Front-month gas futures for February delivery on the New York Mercantile Exchange settled 4.3 cents, or 1.7% lower, at $2.51 per million British thermal units.

The front-month contract fell nearly 44% in 2023, its first annual fall in four years, which is also its biggest fall since 2006. The contract has also lost more than 10% so far this month in a second consecutive monthly loss.

Prices have fallen sharply from around $10 per mmBtu reached last year on a Russia-Ukraine war-fuelled rally, but as those concerns eased, futures started 2023 at around the $4 level before declining further as drillers ramped up production.

Prices are “reflecting very bearish market fundamentals, which are record production, weak demand thanks to the warmer-than-normal weather, and weak foreign demand as well,” said Zhen Zhu, managing consultant at C.H. Guernsey and Company in Oklahoma City.

“We are projecting a storage level at the top of the five-year band at the end of the coming injection season,” Zhen added, saying that if this turns out to be true, prices will have no hope of going anywhere in the new year unless abnormal weather and production conditions prevail.

Data from LSEG showed that average gas output in the Lower 48 US states has risen to 103.5 bcfd so far in 2023 from a record 98.4 bcfd in 2022.

The continental United States also entered the winter heating season with the most natural gas in storage since 2020, the US Energy Information Administration (EIA) said earlier this month.

US utilities pulled 87 billion cubic feet (bcf) of natural gas out of storage last week, according to the weekly EIA report.

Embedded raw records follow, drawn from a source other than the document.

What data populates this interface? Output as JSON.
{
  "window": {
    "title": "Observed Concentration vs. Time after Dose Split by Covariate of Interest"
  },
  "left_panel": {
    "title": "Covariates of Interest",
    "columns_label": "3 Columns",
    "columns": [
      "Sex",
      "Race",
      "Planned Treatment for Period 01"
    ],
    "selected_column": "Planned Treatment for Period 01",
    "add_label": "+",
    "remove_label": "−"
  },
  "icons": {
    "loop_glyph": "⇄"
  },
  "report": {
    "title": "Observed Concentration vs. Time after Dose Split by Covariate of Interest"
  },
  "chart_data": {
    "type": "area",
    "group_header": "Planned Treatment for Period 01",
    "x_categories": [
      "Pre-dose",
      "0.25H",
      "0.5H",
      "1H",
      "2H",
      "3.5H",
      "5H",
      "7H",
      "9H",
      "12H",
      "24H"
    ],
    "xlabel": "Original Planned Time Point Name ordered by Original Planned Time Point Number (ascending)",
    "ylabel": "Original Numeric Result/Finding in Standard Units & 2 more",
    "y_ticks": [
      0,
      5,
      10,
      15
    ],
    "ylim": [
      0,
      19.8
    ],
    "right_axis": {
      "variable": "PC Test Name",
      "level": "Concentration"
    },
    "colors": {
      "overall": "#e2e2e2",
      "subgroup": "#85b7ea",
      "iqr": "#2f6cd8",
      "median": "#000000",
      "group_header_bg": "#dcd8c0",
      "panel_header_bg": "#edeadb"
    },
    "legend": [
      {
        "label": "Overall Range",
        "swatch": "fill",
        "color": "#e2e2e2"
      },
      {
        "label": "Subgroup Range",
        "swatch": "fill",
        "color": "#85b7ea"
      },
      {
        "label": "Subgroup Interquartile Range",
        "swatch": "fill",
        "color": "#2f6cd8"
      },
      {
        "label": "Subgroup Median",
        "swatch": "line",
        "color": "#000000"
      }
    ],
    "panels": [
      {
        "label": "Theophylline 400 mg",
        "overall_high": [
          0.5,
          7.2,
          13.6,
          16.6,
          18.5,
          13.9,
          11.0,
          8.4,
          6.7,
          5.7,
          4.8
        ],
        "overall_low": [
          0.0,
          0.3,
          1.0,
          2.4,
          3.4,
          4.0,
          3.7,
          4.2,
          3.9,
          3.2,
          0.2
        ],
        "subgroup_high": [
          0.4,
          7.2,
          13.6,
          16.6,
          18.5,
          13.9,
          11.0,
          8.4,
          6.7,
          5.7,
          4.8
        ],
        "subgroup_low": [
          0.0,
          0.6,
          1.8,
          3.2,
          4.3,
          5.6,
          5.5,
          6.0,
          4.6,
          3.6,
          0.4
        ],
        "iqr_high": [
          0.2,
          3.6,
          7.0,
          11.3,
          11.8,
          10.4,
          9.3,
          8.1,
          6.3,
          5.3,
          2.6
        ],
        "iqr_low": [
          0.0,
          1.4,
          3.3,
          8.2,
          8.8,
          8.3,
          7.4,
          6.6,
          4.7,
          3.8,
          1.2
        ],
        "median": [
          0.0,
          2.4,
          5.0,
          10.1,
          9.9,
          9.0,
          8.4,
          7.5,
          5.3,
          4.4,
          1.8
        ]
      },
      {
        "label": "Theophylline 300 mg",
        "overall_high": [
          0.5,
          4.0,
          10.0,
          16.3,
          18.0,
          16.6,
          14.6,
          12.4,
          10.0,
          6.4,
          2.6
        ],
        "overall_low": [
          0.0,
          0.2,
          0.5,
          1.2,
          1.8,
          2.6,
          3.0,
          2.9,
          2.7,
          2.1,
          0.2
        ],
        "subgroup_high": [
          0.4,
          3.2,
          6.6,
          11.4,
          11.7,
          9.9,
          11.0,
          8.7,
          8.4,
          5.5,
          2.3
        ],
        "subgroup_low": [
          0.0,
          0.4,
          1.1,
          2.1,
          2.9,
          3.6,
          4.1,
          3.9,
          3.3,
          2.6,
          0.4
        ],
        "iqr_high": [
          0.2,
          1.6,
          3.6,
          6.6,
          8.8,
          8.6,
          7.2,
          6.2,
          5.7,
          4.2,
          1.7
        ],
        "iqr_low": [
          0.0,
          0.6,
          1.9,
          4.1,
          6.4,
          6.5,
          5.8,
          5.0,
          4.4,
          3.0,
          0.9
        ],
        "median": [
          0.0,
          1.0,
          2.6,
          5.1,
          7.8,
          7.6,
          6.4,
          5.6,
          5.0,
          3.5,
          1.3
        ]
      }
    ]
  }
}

Stockpiles stood at 3.490 trillion cubic feet (tcf), about 11.1% above the same week a year ago and 10% above the five-year average.

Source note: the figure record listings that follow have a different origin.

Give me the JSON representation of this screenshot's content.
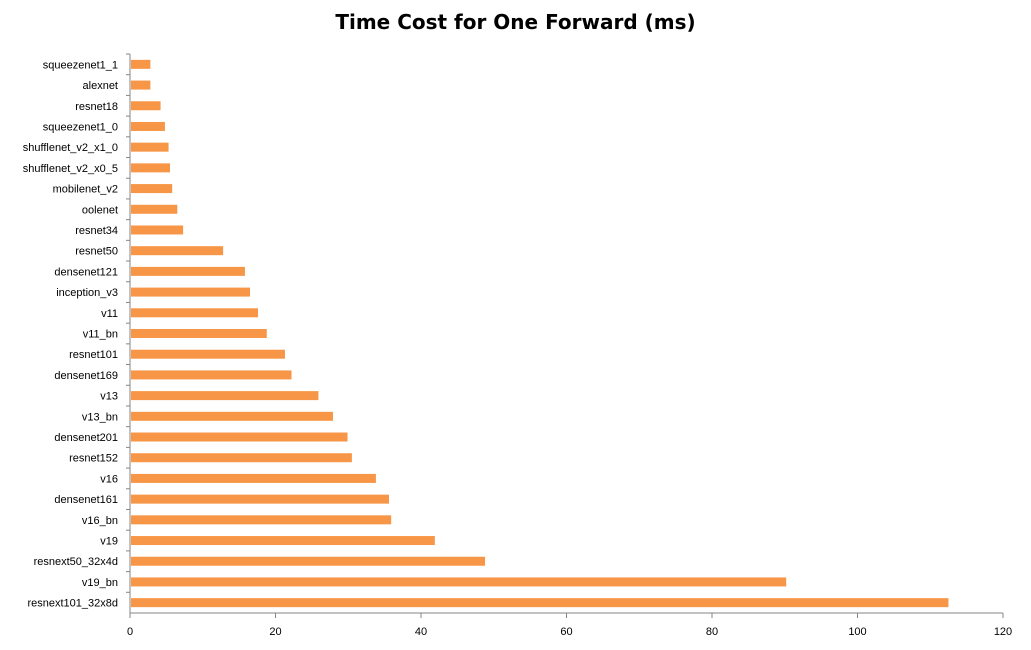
{
  "chart_data": {
    "type": "bar",
    "orientation": "horizontal",
    "title": "Time Cost for One Forward (ms)",
    "xlabel": "",
    "ylabel": "",
    "categories": [
      "squeezenet1_1",
      "alexnet",
      "resnet18",
      "squeezenet1_0",
      "shufflenet_v2_x1_0",
      "shufflenet_v2_x0_5",
      "mobilenet_v2",
      "oolenet",
      "resnet34",
      "resnet50",
      "densenet121",
      "inception_v3",
      "v11",
      "v11_bn",
      "resnet101",
      "densenet169",
      "v13",
      "v13_bn",
      "densenet201",
      "resnet152",
      "v16",
      "densenet161",
      "v16_bn",
      "v19",
      "resnext50_32x4d",
      "v19_bn",
      "resnext101_32x8d"
    ],
    "values": [
      2.8,
      2.8,
      4.2,
      4.8,
      5.3,
      5.5,
      5.8,
      6.5,
      7.3,
      12.8,
      15.8,
      16.5,
      17.6,
      18.8,
      21.3,
      22.2,
      25.9,
      27.9,
      29.9,
      30.5,
      33.8,
      35.6,
      35.9,
      41.9,
      48.8,
      90.2,
      112.5
    ],
    "xlim": [
      0,
      120
    ],
    "xticks": [
      "0",
      "20",
      "40",
      "60",
      "80",
      "100",
      "120"
    ],
    "bar_color": "#F79646",
    "grid": false,
    "legend": "none"
  }
}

LSEG forecast US gas demand in the Lower 48, including exports, at 129.7 billion cubic feet per day (bcfd) this week, up from last week’s 119.5 bcfd. Demand was further projected to rise to 136.9 bcfd during next week as forecasts for January get colder.

“The natgas market’s outlook depends on what kind of weather we’re going to have in the first quarter,” said Thomas Saal, senior vice president for energy at StoneX Financial.

Gas flows to the seven big US LNG export plants have risen to an average of 14.6 bcfd so far in December, up from a record 14.3 bcfd in November.